Deberían haber visto esos acres de gente lanzarse al agua y besarla; besarla, acariciarla, mimarla y hablarle como si estuviera viva, y recibirla de vuelta con los tiernos nombres que daban a sus seres queridos, como si fuera un amigo que había estado mucho tiempo ausente y perdido, y que por fin regresaba a casa. Sí, fue hermoso de ver, y me hizo apreciarlos más de lo que lo había hecho antes.
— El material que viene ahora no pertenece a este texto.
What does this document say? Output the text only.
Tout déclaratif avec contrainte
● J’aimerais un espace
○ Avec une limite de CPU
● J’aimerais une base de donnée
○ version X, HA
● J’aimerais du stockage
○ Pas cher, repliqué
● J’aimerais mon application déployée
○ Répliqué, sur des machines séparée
Mandé a Merlín a casa en una camilla. Se había desplomado y caído como un alud cuando pronuncié ese temible nombre, y no había vuelto en sí desde entonces. Nunca había oído ese nombre antes,—ni yo tampoco—pero para él era el correcto. Cualquier combinación hubiera sido la correcta. Admitió, después, que ni la propia madre de ese espíritu podría haber pronunciado ese nombre mejor que yo. Nunca pudo entender cómo sobreviví, y no se lo dije. Solo los magos jóvenes revelan un secreto así. Merlín pasó tres meses haciendo encantamientos para tratar de descubrir el profundo truco de cómo pronunciar ese nombre y sobrevivir. Pero no lo logró.
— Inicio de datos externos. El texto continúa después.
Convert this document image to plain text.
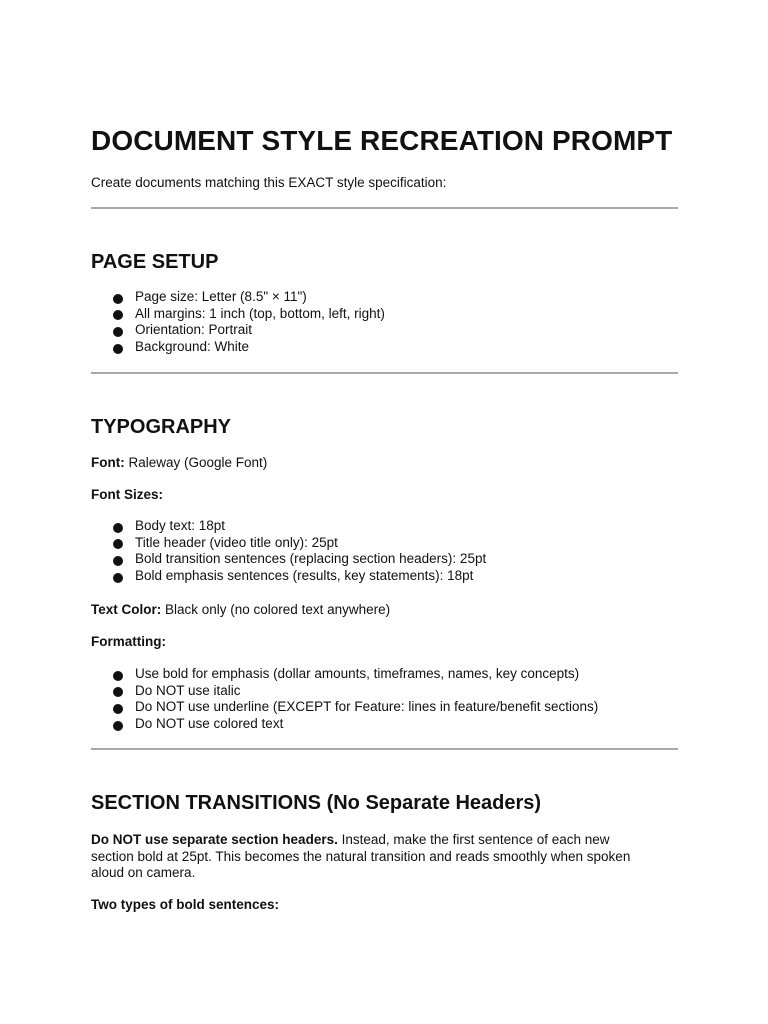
DOCUMENT STYLE RECREATION PROMPT

Create documents matching this EXACT style specification:

PAGE SETUP
Page size: Letter (8.5" × 11")
All margins: 1 inch (top, bottom, left, right)
Orientation: Portrait
Background: White
TYPOGRAPHY

Font: Raleway (Google Font)

Font Sizes:

Body text: 18pt
Title header (video title only): 25pt
Bold transition sentences (replacing section headers): 25pt
Bold emphasis sentences (results, key statements): 18pt

Text Color: Black only (no colored text anywhere)

Formatting:

Use bold for emphasis (dollar amounts, timeframes, names, key concepts)
Do NOT use italic
Do NOT use underline (EXCEPT for Feature: lines in feature/benefit sections)
Do NOT use colored text
SECTION TRANSITIONS (No Separate Headers)

Do NOT use separate section headers. Instead, make the first sentence of each new

section bold at 25pt. This becomes the natural transition and reads smoothly when spoken

aloud on camera.

Two types of bold sentences:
Cuando me dirigí a la capilla, el pueblo se descubrió y se apartó reverentemente para abrirme paso, como si yo fuera algún tipo de ser superior—y lo era. Yo era consciente de ello. Me llevé a un turno nocturno de monjes y les enseñé el misterio de la bomba, y los puse a trabajar, pues era evidente que buena parte de la gente allí iba a quedarse toda la noche con el agua, por lo que era justo que tuvieran toda la que quisieran. Para esos monjes, esa bomba era en sí misma un gran milagro, y estaban llenos de asombro por ella; y de admiración, también, por la extraordinaria eficacia de su funcionamiento.

Fue una gran noche, una noche inmensa. Había reputación en ella. Apenas podía dormir, embriagado de gloria por ello.